The project will begin for Connections Week next week, November 16 to 20.
"We are really excited to be the first area outside Sydney to take action using this approach, which is also part of the NSW Premier's Priority Commitment to reduce rough sleeping by 50% by 2025 and end rough sleeping by 2030 - that is a target we have made for the Byron Shire now too," the council's director of corporate and community services, Vanessa Adams said.
"During Connections Week, trained local volunteers and community workers go out to where people are sleeping rough and connect with them to conduct surveys and understand which types of support could enable people to transition out of homelessness - that is our goal.
"The idea is that rather than counting people who are sleeping rough, as we have done in the past through the Street Count, we will be taking it a step further.
"We will be inviting people sleeping rough to talk with us and share their story and carefully recording the information - and this only needs to be done once.
"This evidence - based approach has been a successful method of helping people in need to move out of homeless successfully, and permanently."
The project will involve a real-time database to help to better co-ordinate support services.
"In the bigger picture, data patterns and trends inform policy innovation and systems change so our community can work together toward ending rough sleeping," Ms Adams said.
6. CONCERNS ABOUT BIODIVERISTY IMPACT
The council will be objecting to the state government's Local Land Services Amendment (Miscellaneous) Bill 2020, citing concerns it could have an impact on the shire's biodiversity.
The council recently said in a statement it would make urgent representations to Premier Gladys Berejiklian, the Minister for Energy and the Environment, Matt Kean and other members of the NSW parliament.

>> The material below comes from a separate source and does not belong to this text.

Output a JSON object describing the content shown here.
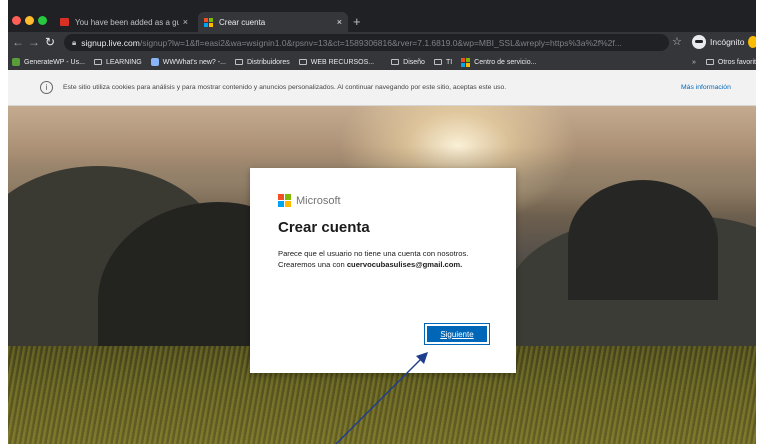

Deputy Mayor Michael Lyon, said the bill was a concern for shires with significant koala populations.
"This bill was introduced after a recent, highly publicised, dispute in the Coalition about the Koala State Environmental Planning Policy (SEPP)," Cr Lyon said.
"My concerns, and that of other Councillors, are that the changes proposed by the Bill will remove important protections for koala habitat and will further facilitate excessive and inappropriate clearing.
"Of particular importance is that the proposed Bill broadens the use of allowable activities to include E-zone land in a rural land use zone and is used for primary production.
"The bill is lacking detail on this and there really needs to be clarity on time frames in reference to how land in E-zones was and is being used for primary production.
"We owe it to our community and our biodiversity to not support this bill."
7. SEWAGE TREATMENT PLANT WORKS
WORK has begun on the remediation of the old Mullumbimby Sewage Treatment Plant.
The facility was built in the 1970s and decommissioned in 2011 with the opening of the New Brunswick Valley Sewage Treatment Plant at Vallances Rd.
The old infrastructure will be demolished and work will also involve excavating, stockpiling and removing contaminated soil, sampling and validating the remediated site and landscaping.
The recycled effluent pond and associated infrastructure, part of the Main Arm recycled water scheme, will remain.
The water treated there as part of that scheme is reused for irrigation.
Remediation is expected to be complete in April, 2021 and the council has not yet determined a future use for the site.